Bolşoy, İstanbul'da unutulmaz geceler yaşattı!
Yıllar önce Moskova'ya gittiğimde Bolşoy'da bir gösteri izlemeyi planlamıştım. Fakat meşhur Bolşoy tadilattaydı. Bizde küçük bir binada yine Bolşoy prodüksiyonu olan Hırçın Kız balesini izlemekle yetinmiştik.
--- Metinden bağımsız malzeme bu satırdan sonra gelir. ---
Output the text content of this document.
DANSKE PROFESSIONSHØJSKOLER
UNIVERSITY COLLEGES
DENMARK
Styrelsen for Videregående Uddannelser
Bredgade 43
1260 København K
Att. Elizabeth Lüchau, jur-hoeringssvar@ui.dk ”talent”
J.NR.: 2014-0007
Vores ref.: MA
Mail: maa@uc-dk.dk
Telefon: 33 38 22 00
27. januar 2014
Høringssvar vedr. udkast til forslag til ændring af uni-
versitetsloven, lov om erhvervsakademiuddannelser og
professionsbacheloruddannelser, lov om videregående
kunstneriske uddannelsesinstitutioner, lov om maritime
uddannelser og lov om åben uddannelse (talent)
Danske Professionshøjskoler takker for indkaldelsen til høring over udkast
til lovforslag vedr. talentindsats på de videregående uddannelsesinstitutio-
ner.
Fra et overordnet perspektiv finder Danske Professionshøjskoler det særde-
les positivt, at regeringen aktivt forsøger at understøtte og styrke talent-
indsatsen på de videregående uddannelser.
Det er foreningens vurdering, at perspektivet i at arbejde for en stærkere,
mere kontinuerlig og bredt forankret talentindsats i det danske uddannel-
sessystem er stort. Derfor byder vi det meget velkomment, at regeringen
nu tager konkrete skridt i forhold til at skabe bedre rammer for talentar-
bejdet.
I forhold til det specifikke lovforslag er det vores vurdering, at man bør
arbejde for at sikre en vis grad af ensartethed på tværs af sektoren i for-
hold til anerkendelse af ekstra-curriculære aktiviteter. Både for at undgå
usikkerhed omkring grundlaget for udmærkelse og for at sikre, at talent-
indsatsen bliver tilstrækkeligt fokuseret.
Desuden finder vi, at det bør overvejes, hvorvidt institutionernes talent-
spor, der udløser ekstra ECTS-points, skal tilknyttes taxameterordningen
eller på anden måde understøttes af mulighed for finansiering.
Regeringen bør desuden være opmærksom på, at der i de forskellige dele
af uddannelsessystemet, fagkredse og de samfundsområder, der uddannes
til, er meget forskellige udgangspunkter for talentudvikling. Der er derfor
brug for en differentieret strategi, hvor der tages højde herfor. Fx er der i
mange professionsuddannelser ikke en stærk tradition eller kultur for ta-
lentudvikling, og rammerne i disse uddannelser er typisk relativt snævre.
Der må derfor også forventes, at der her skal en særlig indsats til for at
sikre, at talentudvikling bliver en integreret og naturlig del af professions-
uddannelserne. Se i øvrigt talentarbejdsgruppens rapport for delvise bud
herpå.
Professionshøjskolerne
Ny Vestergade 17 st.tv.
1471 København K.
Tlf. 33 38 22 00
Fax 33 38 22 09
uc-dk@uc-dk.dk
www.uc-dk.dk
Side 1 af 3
Hayaller Bolşoy gerçekler küçük bir salon olmuştu. O gezimden pek çok anım var ama St. Petersburg’daki anılarım bambaşka.
AKM’de büyülü geceler
Bolşoy’u Moskova’da izleyemedim ama, ünlü topluluk Türkiye Kültür Yolu Festivali çerçevesinde İstanbul’a geldi. Bizlere AKM’de unutulmaz geceler yaşattı. İstanbul’a ilk kez gelen topluluk iki klasik başyapıtı ile seyirci karşısına çıktı. Prokofyev’in bestelediği “Romeo ve Jüliet” ile Çaykovski’nin bestelediği “Kuğu Gölü” baleleri. Her ikis de kusursuzlukları ile izleyenleri büyüledi.
Romeo ve Juliet
Bolşoy’un baş dansçıları tarafından sahnelenen bu zamansız eserler, nesiller boyu izleyicilerin gönlünde yer aldı. İlk kez 1940’ta sahnelenen “Romeo ve Juliet”, besteci Prokofyev’in müziğinden, Verona’nın tarihinden, , Orta Çağ aşk hikâyeleri ve tarihsel dans geleneklerinden ilham alan Leonid Lavrovski’nin koreografisiyle hayat buldu.
Kuğu Gölü
Bolşoy’un bir diğer gösterisi Kuğu Gölü ise Rus (ve dünya) bale repertuvarının âdeta simgesi. İlk kez 1877’de sahnelenen bu eser ayrıca besteci Çaykovski’nin Bolşoy Tiyatrosu için bestelediği ilk bale olma özelliğini de taşıyor. Efsanevi müziği, ünlü “Küçük Kuğular Dansı” ve Kara Kuğu Odile’in nefes kesen 32 fouetté dönüşüyle Kuğu Gölü, dünyanın en sevilen, en bilinen balesi diyebiliriz.
Bolşoy her iki gösterisiyle bizlere adeta bir rüya yaşattı. Olağanüstü koreografileri, dekor, kostüm ve adeta uçarcasına yaptıkları dansları ile hem İstanbullu sanatseverlerin kalbine hem de AKM’nin unutılmazları arasına girdiler.
Bolşoy Tiyatrosu Orkestrası
Her iki baleye Anton Grişanin yönetimindeki Bolşoy Tiyatrosu Orkestrası eşlik etti. Rusya’nın en eski müzik topluluğu olan Bolşoy Tiyatrosu Orkestrası, dünyanın önde gelen senfoni orkestralarından biri olarak tanınıyor. Orkestranın üyeleri arasında uluslararası yarışmalarda ödül kazanmış birçok isim bulunuyor. Açıkcası bu muhteşem orkestra alkışı en az sahnedekiler kadar hak etti.
Mariinski Tiyatrosu
Dünyanın gelmiş geçmiş en ünlü topluluklarından bir tanesi olan Bolşoy’u İstanbul’a getiren Kültür Bakanlığı’na da teşekkür ederim. Dilerim önümüzdeki Türkiye Kültür Yolu Festivali’nde Rusya’nı bir diğer önemli topluluğu “Mariinski Tiyatrosu”nu getirirler. İnanın onlarda en az Bolşoy kadar iyiler. St. Petersburg’a gittiğimde “Mariinski Tiyatrosu”nda tesadüfen Nazım Hikmet’in eseri “Ferhat ile Şirin’in balesini izleme şansım olmuştu. Benim için gerçekten unutulmaz bir anıdır.